※日本文学史特殊研究 
書誌学入門―

担 当 者 単 位 数 配当年次 学 期 曜 日 時 限
石澤 一志 講師 4 4 通年 5

授業概要

江戸時代以前の日本の古典籍(和古書)に関する知識を習得することを目的とする。
 
モノとしての「本」は、一見したところ、何も語らない。
 
しかし本当は饒舌に、様々なことを語っている。
その声は誰にでも聞くことが出来る。また聞こえてくる。
 
けれどもそれは、その声を「聞こう」と、
耳を傾けようとする人にしか、聞こえないものでもある。
 
聞こえてくるその声に耳を傾け、その声に従えば、
いままで目の前にありながら、見えなかったものが見えてくる。
 
それはモノとしての「本」がわかるようになるというだけではなく
そこの中に書かれた内容について、より深く理解出来るようになることを意味する。
 
最終的には、本とそれを伝えてきた人たちの息づかいを感じられるところまで、深めたい。

到達目標

日本の古典籍(和古書)についての知識を身に付け、それを適切に取り扱えるようになる。
古典籍から必要な情報を取得し(書誌調査)、それを他者に対して伝えることが出来る(報告)。

授業計画

1 本講義のガイダンス ― 書誌学とは (講義)
2 古典籍の扱い方の基礎 (講義)
3 書誌の取り方の基礎 (講義)
4 書物の要素①;表紙 (演習・講義)
5 書物の要素②;見返し (演習・講義)
6 書物の要素③;料紙 その1 (演習・講義)
7 書物の要素④;料紙 その2 (演習・講義)
8 書物の要素⑤;料紙 その3 (演習・講義)
9 装訂のさまざま① 巻子本 (演習・講義)
10 装訂のさまざま② 折本 (演習・講義)
11 装訂のさまざま③ 冊子 その1 (演習・講義)
12 装訂のさまざま④ 冊子 その2 (演習・講義)
13 装訂のさまざま⑤ 冊子 その3 (演習・講義)
14 書物の伝来 奥書・識語① (演習・講義)
15 書物の伝来 奥書・識語② (演習・講義)・まとめ
16 書物の成立 序・跋① (演習・講義)
17 書物の成立 序・跋② (演習・講義)
18 図書館・文庫① (演習・講義)
19 図書館・文庫② (演習・講義)
20 図書館・文庫③ (演習・講義)
21 図書館・文庫④ (演習・講義)
22 図書館・文庫⑤ (演習・講義)
23 諸本・伝本① (演習・講義)
24 諸本・伝本② (演習・講義)
25 諸本・伝本③ (演習・講義)
26 諸本・伝本④ (演習・講義)
27 古筆切① (演習・講義)
28 古筆切② (演習・講義)
29 古筆切③ (演習・講義)
30 本講義のまとめ ― 書誌学とは (講義)
3回目までは概説的講義を行う。
それ以降は演習要素も取り入れる。
 
1回の講義の内、
前半で受講生諸君に発表報告をしてもらい、
後半でそれに対するコメント、関連する事項についての補足説明、
そして講義を行う、というスタイルを基本とする。

授業方法

担当者を決め、実際に古典籍の調査報告・発表をしてもらい、それに関連した説明を行う、
という形で講義を進める。
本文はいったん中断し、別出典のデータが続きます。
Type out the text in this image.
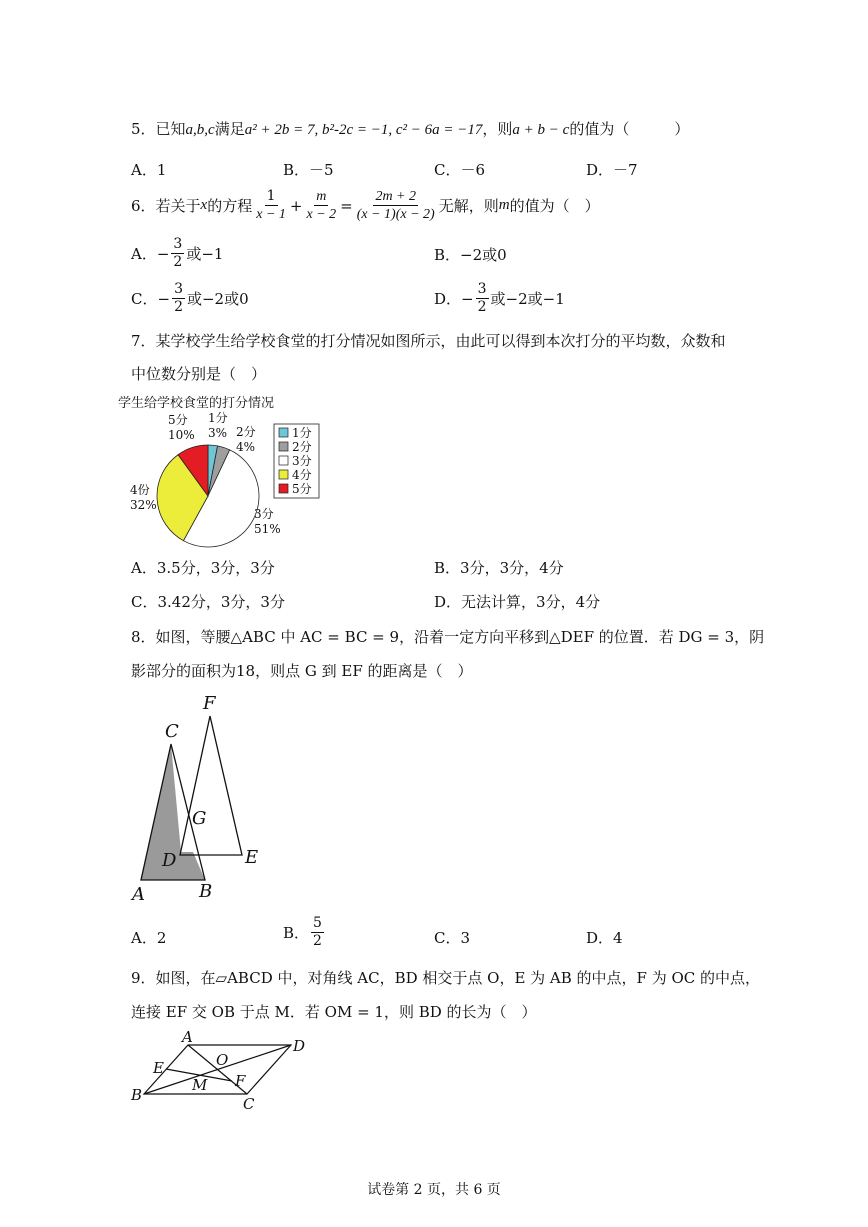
5．已知a,b,c满足a² + 2b = 7, b²-2c = −1, c² − 6a = −17，则a + b − c的值为（　　　）
A．1	B．－5	C．－6	D．－7
6．若关于 x 的方程 $\frac{1}{x - 1} + \frac{m}{x - 2} = \frac{2m + 2}{(x - 1)(x - 2)}$ 无解，则 m 的值为（　）
A． − $\frac{3}{2}$ 或−1	B．−2或0
C． − $\frac{3}{2}$ 或−2或0	D． − $\frac{3}{2}$ 或−2或−1
7．某学校学生给学校食堂的打分情况如图所示，由此可以得到本次打分的平均数，众数和
中位数分别是（　）
学生给学校食堂的打分情况
1分
3% 2分
4%
3分
51%
4份
32%
5分
10%	1分
2分
3分
4分
5分
A．3.5分，3分，3分	B．3分，3分，4分
C．3.42分，3分，3分	D．无法计算，3分，4分
8．如图，等腰△ABC 中 AC = BC = 9，沿着一定方向平移到△DEF 的位置．若 DG = 3，阴
影部分的面积为18，则点 G 到 EF 的距离是（　）
C
F
G
D	E
A	B
A．2	B． $\frac{5}{2}$	C．3	D．4
9．如图，在▱ABCD 中，对角线 AC，BD 相交于点 O，E 为 AB 的中点，F 为 OC 的中点，
连接 EF 交 OB 于点 M．若 OM = 1，则 BD 的长为（　）
A	D
O
E
M F
B	C
试卷第 2 页，共 6 页
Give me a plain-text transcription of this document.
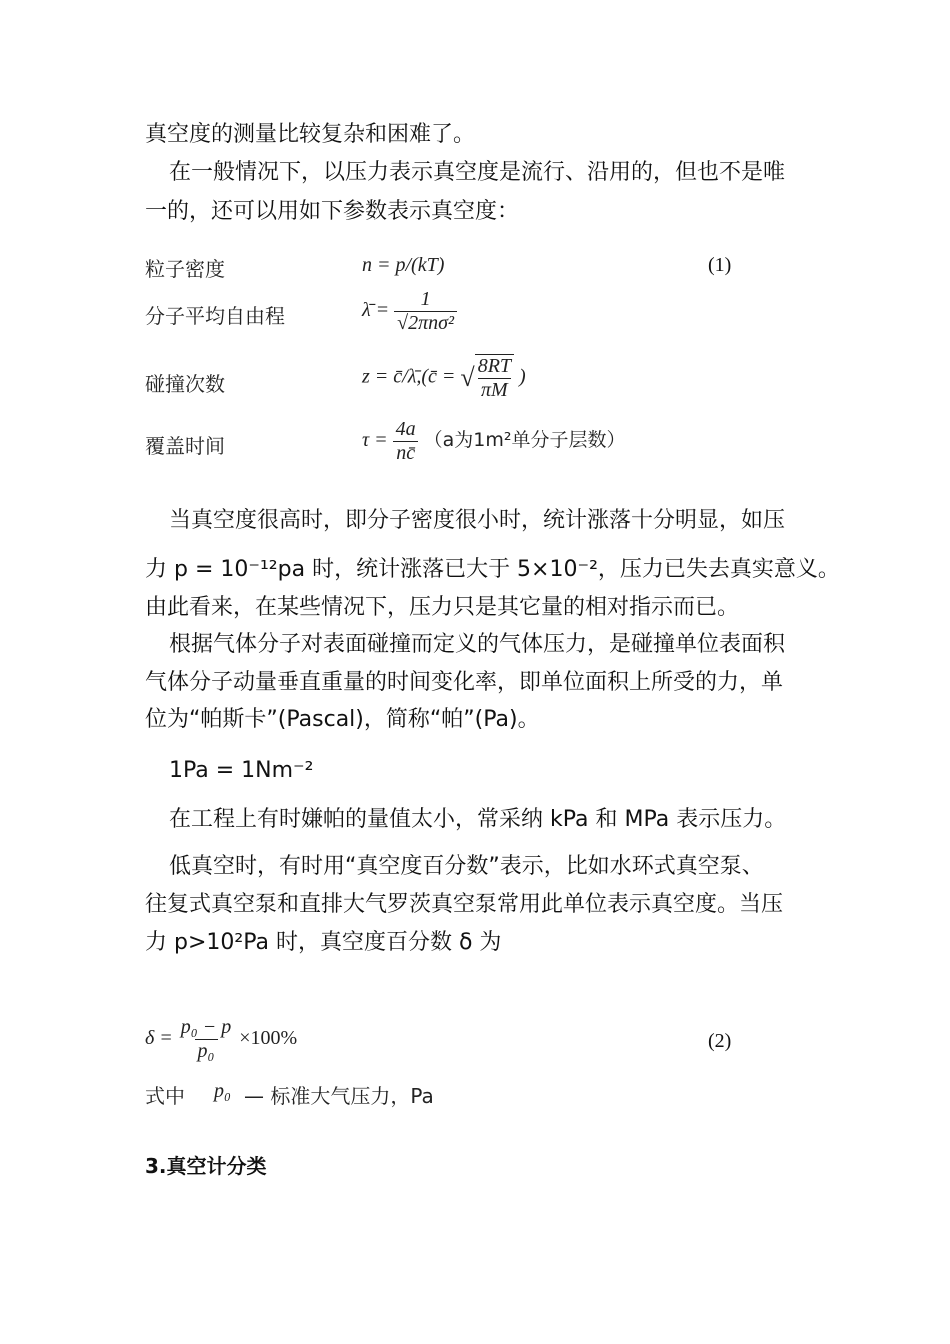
真空度的测量比较复杂和困难了。
在一般情况下，以压力表示真空度是流行、沿用的，但也不是唯
一的，还可以用如下参数表示真空度：
粒子密度	n = p/(kT)	(1)
分子平均自由程	λ̄ = $\frac{1}{\text{√2πnσ²}}$
碰撞次数	z = c̄/λ̄,(c̄ = √ $\frac{8RT}{\pi M}$ )
覆盖时间	$\tau = \frac{4a}{nc̄} (a$为1m²单分子层数）
当真空度很高时，即分子密度很小时，统计涨落十分明显，如压
力 p = 10⁻¹²pa 时，统计涨落已大于 5×10⁻²，压力已失去真实意义。
由此看来，在某些情况下，压力只是其它量的相对指示而已。
根据气体分子对表面碰撞而定义的气体压力，是碰撞单位表面积
气体分子动量垂直重量的时间变化率，即单位面积上所受的力，单
位为“帕斯卡”(Pascal)，简称“帕”(Pa)。
1Pa = 1Nm⁻²
在工程上有时嫌帕的量值太小，常采纳 kPa 和 MPa 表示压力。
低真空时，有时用“真空度百分数”表示，比如水环式真空泵、
往复式真空泵和直排大气罗茨真空泵常用此单位表示真空度。当压
力 p>10²Pa 时，真空度百分数 δ 为
$\delta = \frac{\text{p₀ − p}}{\text{p₀}} \times 100\%$	(2)
式中 p₀ — 标准大气压力，Pa
3.真空计分类
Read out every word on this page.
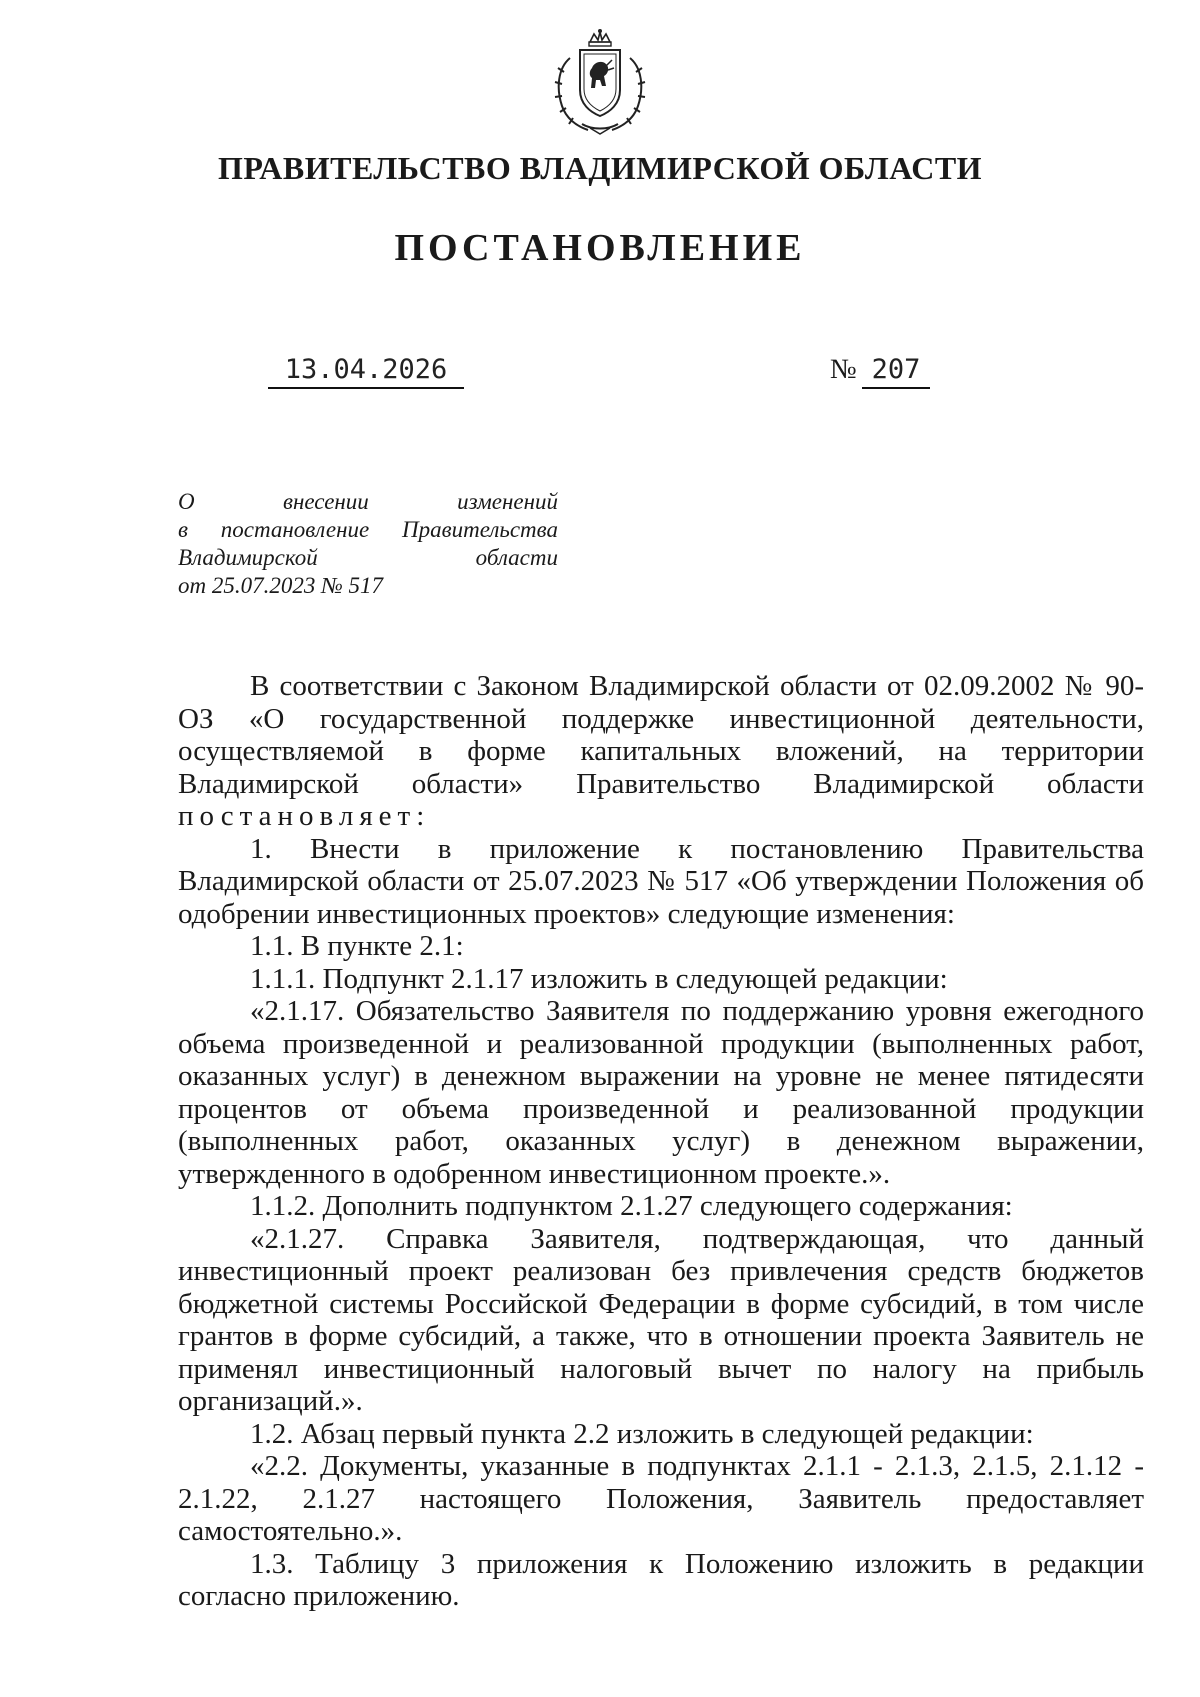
ПРАВИТЕЛЬСТВО ВЛАДИМИРСКОЙ ОБЛАСТИ
ПОСТАНОВЛЕНИЕ
13.04.2026	№ 207
О внесении изменений
в постановление Правительства
Владимирской области
от 25.07.2023 № 517

В соответствии с Законом Владимирской области от 02.09.2002 № 90-ОЗ «О государственной поддержке инвестиционной деятельности, осуществляемой в форме капитальных вложений, на территории Владимирской области» Правительство Владимирской области постановляет:

1. Внести в приложение к постановлению Правительства Владимирской области от 25.07.2023 № 517 «Об утверждении Положения об одобрении инвестиционных проектов» следующие изменения:

1.1. В пункте 2.1:

1.1.1. Подпункт 2.1.17 изложить в следующей редакции:

«2.1.17. Обязательство Заявителя по поддержанию уровня ежегодного объема произведенной и реализованной продукции (выполненных работ, оказанных услуг) в денежном выражении на уровне не менее пятидесяти процентов от объема произведенной и реализованной продукции (выполненных работ, оказанных услуг) в денежном выражении, утвержденного в одобренном инвестиционном проекте.».

1.1.2. Дополнить подпунктом 2.1.27 следующего содержания:

«2.1.27. Справка Заявителя, подтверждающая, что данный инвестиционный проект реализован без привлечения средств бюджетов бюджетной системы Российской Федерации в форме субсидий, в том числе грантов в форме субсидий, а также, что в отношении проекта Заявитель не применял инвестиционный налоговый вычет по налогу на прибыль организаций.».

1.2. Абзац первый пункта 2.2 изложить в следующей редакции:

«2.2. Документы, указанные в подпунктах 2.1.1 - 2.1.3, 2.1.5, 2.1.12 - 2.1.22, 2.1.27 настоящего Положения, Заявитель предоставляет самостоятельно.».

1.3. Таблицу 3 приложения к Положению изложить в редакции согласно приложению.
演習的な要素を多分に含むことを、承知しておいていただきたい。

準備学習

テキストは、事前に通覧しておくこと。また講義に際して、テキストを携行のこと。

成績評価の方法

レポート:50%(第2学期のみ)
平常点(出席、クラス参加、グループ作業の成果等):50%(受講態度・演習発表内容)
受講態度、演習発表の内容、および学期末レポート(講義内で説明)により、総合的に評価する。基準は学部の授業のものとする。

教科書

堀川貴司『書誌学入門 古典籍を見る・知る・読む』、勉誠出版2010年、ISBN=978-4-585-20001-7
各回講義内において、適宜使用する。よって、毎時間持参のこと。

参考文献

講義内に於いて、随時紹介する。

履修上の注意

履修者数制限あり。(10名)
第1回目の授業に必ず出席のこと。

その他

単に講義だけではなく、演習も行うこと(実際に古典籍に触れ、それを取り扱うこと)を、
承知しておいて頂きたい。
 
主に近世以前の、古典文学を専攻する学生を想定した講義内容にしてあるが、
近現代文学、および国語学・日本語学専攻の学生諸君の受講も歓迎する。
 
受講者各位の、積極的な授業参加を期待する。